James and the Giant Peach


James and the Giant Peach is a popular children's novel written in 1961 by British author Roald Dahl. The original first edition published by Alfred Knopf featured illustrations by Nancy Ekholm Burkert. There have been reillustrated versions of it over the years, done by Michael Simeon for the first British edition, Emma Chichester Clark, Lane Smith and Quentin Blake. It was adapted into a film of the same name in 1996, and a musical in 2010.
The plot centres on a young English orphan boy who enters a gigantic, magical peach, and has a wild and surreal cross-world adventure with seven magically-altered garden bugs he meets. Roald Dahl was originally going to write about a giant cherry, but changed it to James and the Giant Peach because a peach is "prettier, bigger and squishier than a cherry."
Because of the story's occasional macabre and potentially frightening content, it has become a regular target of censors.
Dahl dedicated the book to his 6 year old daughter, Olivia.

Summary

James Henry Trotter is a boy who lives with his parents in a house by the sea happily. Unfortunately, when he is four years old, an escaped rhinoceros from the zoo kills James' parents, forcing him to live with his two aunts, Spiker and Sponge, who are terrible bullies. Instead of caring for him, they treat him badly, feed him improperly and force him to sleep on bare floorboards.
After James had been living with his aunts for three years, he meets a mysterious man who gives him green beans and says that if he would drink it his life would be full of adventures. While going to his home he falls and the beans spill on a peach tree which produces a single peach and it grows to the size of a house. Spiker and Sponge build fences around it and earn money by selling tickets to tourists, giving them the chance to see the peach.
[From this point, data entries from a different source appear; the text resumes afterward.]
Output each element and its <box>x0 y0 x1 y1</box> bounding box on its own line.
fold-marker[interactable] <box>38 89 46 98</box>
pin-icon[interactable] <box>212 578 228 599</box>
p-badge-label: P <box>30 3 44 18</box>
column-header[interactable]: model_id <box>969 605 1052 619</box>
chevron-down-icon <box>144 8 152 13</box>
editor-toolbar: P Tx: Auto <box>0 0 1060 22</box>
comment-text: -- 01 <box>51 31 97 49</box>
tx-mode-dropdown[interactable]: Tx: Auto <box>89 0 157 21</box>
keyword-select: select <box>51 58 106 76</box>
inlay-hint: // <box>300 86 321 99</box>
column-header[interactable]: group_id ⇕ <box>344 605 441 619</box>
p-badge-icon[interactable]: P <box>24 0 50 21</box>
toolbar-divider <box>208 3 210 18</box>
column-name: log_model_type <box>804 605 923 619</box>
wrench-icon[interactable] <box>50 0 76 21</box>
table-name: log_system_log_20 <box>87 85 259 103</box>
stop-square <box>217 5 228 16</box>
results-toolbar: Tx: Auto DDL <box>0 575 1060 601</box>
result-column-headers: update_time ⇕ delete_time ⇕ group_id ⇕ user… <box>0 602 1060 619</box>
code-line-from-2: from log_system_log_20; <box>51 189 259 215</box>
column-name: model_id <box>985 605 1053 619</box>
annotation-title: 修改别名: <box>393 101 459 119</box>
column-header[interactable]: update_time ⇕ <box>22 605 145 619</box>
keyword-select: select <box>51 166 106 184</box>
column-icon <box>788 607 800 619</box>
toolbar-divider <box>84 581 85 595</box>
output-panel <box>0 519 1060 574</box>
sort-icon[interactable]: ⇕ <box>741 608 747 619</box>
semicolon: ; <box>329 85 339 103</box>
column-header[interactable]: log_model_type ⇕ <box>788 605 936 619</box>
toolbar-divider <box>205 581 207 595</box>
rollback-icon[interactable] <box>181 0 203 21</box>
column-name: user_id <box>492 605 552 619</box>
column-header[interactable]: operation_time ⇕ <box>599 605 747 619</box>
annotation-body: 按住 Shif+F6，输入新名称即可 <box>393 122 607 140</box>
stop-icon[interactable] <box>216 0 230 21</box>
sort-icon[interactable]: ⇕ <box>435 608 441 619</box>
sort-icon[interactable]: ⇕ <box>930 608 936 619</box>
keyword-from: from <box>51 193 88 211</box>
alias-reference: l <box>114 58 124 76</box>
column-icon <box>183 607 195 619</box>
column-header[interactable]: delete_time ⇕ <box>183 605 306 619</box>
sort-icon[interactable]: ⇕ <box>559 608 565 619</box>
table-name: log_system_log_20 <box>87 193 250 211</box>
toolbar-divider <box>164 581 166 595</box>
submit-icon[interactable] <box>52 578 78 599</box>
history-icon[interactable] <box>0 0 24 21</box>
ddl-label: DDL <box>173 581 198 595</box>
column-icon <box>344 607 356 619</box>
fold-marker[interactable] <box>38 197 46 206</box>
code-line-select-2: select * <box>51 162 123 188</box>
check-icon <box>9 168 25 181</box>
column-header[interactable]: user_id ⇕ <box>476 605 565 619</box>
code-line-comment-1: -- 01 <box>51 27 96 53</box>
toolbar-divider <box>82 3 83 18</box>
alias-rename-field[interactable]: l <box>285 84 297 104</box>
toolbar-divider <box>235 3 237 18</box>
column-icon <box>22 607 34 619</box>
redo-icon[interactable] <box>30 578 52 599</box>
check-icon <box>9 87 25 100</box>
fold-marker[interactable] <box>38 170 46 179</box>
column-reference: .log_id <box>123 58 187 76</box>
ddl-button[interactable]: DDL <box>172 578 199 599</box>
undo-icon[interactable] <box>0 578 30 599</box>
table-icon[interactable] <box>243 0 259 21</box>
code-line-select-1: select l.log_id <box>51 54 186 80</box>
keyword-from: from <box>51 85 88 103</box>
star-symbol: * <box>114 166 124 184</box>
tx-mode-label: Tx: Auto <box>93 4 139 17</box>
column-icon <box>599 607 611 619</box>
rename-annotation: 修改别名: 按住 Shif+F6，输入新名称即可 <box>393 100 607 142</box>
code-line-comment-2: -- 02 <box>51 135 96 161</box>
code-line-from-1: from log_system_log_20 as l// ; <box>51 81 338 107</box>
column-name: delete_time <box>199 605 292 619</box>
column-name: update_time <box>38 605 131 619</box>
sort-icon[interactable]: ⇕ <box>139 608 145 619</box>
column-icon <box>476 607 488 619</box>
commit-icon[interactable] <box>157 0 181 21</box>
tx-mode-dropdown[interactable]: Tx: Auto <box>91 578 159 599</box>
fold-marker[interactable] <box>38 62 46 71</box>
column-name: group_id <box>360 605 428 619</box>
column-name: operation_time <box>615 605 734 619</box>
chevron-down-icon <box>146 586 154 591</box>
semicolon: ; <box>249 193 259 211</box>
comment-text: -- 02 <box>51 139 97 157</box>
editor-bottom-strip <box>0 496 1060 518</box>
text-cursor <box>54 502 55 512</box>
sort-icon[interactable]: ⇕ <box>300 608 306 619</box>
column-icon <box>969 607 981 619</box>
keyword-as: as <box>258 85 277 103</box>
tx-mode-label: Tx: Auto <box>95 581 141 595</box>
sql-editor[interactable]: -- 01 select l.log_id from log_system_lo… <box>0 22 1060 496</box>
James is locked in his house and sees the peach through the bars of the window.
James is assigned to clean the rubbish and finds a tunnel in the peach and goes through it and meets Centipede, Miss Spider, Old Green Grasshopper, Earthworm, Ladybird, Glowworm, and Silkworm who become his friends.
The next day, Centipede cuts the stem of the peach, causing it to roll down and kill James' aunts. It reaches the sea where sharks surround it. James uses Miss Spider and Silkworm to make threads and Earthworm as bait and draws 501 seagulls near the peach and ties the threads on their necks. The peach is lifted off the water and Centipede falls down but is later rescued by James. The peach goes into the clouds and meet cloud men demons. Then Centipede mocks them which makes them angry, and they start throwing hailstones at the peach. James manages to pull the peach down on the lower part of the sky and realizes that they have reached New York City. People think it was a bomb and warn the others to evacuate.
Then officers and firemen arrive and see the peach and some faint. Then James comes and tells the whole story and becomes friends with many children in New York, and they eat the peach and James and his friends get their own jobs.

Characters

A television adaptation of the novel appeared on BBC One on December 28, 1976. Paul Stone directed a script by Trever Preston. The cast included Simon Bell playing James, Bernard Cribbins playing Centipede, and Anna Quayle playing Aunt Spiker.
Though Roald Dahl declined numerous offers during his life to have a film version of James and the Giant Peach produced, his widow, Felicity Dahl, approved an offer to have a film adaptation produced in conjunction with Disney in the mid-1990s. It was directed by Henry Selick and produced by Denise Di Novi and Tim Burton, both of whom previously produced The Nightmare Before Christmas. The movie consists of live action and stop-motion to reduce production finances. It was narrated by Pete Postlethwaite. The film was released on 12 April 1996. Though it was a box office flop, it received positive reviews and eventually became a cult classic.
There are numerous changes in both the plot of the film and the plot of the book, though the film was generally well received. Felicity Dahl said that, "I think Roald would have been delighted with what they did with James." Owen Gleiberman of Entertainment Weekly gave the film a positive review, praising the animated part, but calling the live-action segments "crude." The movie was nominated for an Academy Award for Best Original Musical or Comedy Score. It won Best Animated Feature Film at the Annecy International Animated Film Festival.
In August 2016, Sam Mendes was revealed to be in negotiations with Disney to direct another live action adaptation of the novel, with Nick Hornby in talks for the script. In May 2017, however, Mendes was no longer attached to the project due to his entering talks with Disney about directing a live-action film adaptation of Pinocchio.

Musical adaptation

The book was made into a musical with music and lyrics by Benj Pasek and Justin Paul and book by Timothy Allen McDonald. The musical had its premiere at Goodspeed Musicals on October 21, 2010 and is currently produced in regional and youth theatre.